Bu kumpas operasyonlarıyla Türk Ortodoks ailemizin itibarsızlaştırılması hedeflenmiş ve halkımızın korkutulması amaçlanmış olsa da bu kara propaganda ve manipülasyon girişimlerine rağmen, Patrikhanemiz ve Türk Ortodoks ailemiz dimdik ayakta durmaktadır.
Türk Devleti’nin varlığına bile göz dikmiş bu kliklerin hafife alınmaması gerektiğini bir dakika dahi unutmamak elzemdir. Yıllardır emperyalist oyunlarından bir an bile vazgeçmeyen harici bedhahlar ve onların dahili işbirlikçileri, türlü maskelerin ardında birçok kurum ve kuruluşa sızmaya çalıştılar. Bunlara aldananların olduğu gibi durdurmaya çalışanlar da bir hayli mücadele vermiştir. Lakin, artık it izinin at izine karıştığı puslu havalar geride kalmaya başlarken, camdan duvarları yıkılan Cumhuriyet düşmanı bu klikler giderek deşifre olmaktadırlar.
Bizlere düşen yegane görev, Milli Mücadele’de yakılan meşaleyi daha ileri taşımak ve eksiklerimizden ders alarak harici bedhahların ve dahili işbirlikçilerinin oyunlarına karşı daha hazırlıklı olmaktır.
Kliklerin kurduğu bu kumpas süreçleri boyunca Türk Ortodoks Patrikhanesi’ni her koldan zayıflatmaya çalıştılar. Bu zayıflatma ve itibarsızlaştırma oyunlarının üzerine giderek, birlik ve beraberliğimizi daha da güçlendirdik. İçimizdeki dayanışma ruhunu pekiştirdik, dışarıdan gelen saldırılara karşı daha hazırlıklı hale geldik ve bu saldırılara boyun eğmeyeceğimizi bir kez daha herkese gösterdik.
Bağımsız Türk Ortodoks Patrikhanesi olarak, Mustafa Kemal Atatürk'ün çizdiği yoldan asla ayrılmayacağımızı ve her ne olursa olsun Türk Birliği'ne duyduğumuz inancımızı her daim koruyacağımızı belirtmek isteriz.

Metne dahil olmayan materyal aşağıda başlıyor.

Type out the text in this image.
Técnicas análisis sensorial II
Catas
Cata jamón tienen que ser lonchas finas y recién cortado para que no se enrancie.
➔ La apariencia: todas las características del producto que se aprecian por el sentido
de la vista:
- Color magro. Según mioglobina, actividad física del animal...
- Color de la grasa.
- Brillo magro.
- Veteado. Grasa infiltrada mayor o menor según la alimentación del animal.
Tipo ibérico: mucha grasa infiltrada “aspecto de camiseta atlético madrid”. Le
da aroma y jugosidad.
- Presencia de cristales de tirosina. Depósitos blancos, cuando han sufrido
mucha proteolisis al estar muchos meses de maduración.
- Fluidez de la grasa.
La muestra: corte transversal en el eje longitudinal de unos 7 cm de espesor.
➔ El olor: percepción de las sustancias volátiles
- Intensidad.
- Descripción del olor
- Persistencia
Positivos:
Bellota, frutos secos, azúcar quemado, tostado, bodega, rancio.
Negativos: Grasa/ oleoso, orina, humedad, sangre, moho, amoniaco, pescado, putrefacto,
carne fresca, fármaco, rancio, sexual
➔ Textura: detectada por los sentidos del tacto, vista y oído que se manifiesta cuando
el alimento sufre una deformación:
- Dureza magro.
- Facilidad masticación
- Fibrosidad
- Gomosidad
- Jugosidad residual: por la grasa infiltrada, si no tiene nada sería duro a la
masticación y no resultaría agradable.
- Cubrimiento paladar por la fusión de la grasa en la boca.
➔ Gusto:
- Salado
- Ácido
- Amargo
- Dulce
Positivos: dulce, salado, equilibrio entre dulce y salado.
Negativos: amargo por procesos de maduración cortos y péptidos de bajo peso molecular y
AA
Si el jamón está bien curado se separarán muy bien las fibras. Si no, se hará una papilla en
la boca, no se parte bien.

Atatürk'e ve Türklüğün kaderine kesilemeyen cezaları şimdi bizlere kesmeye çalışan şer odaklarının işbirlikçi beslemeleriyle mücadele edecek kadar güçlüyüz.
Türkiye Cumhuriyeti, bütün emperyal oyunlara rağmen birlik ve beraberlikteki kararlığımız ile kurulmuş; aynı kararlılık ve azim ile yüz yılını tamamlamıştır. Bu nedenledir ki bütün bu kliklerin yegane amacı birlik olma ülküsüyle mücadele eden Türkleri bölerek birbirlerinden uzaklaştırmaktır.
Bu zorlu süreçler asla bir yenilgi olarak görülmemeli aksine bizlere güçlenmemiz için fırsat olmalıdır. Birlikte hareket ederek, Türkiye Cumhuriyeti’nin ve onun kurumlarından biri olan Bağımsız Türk Ortodoks Patrikhanesi’nin varlığını ilelebet daim kılmak adına var gücümüzle çalışacağız. Hep birlikte daha güçlü ve dayanıklı yarınlar inşa edeceğimizden emin olabiliriz.
“Türk, Türk'ü korusun. Tanrı, Türk'e yar olsun.”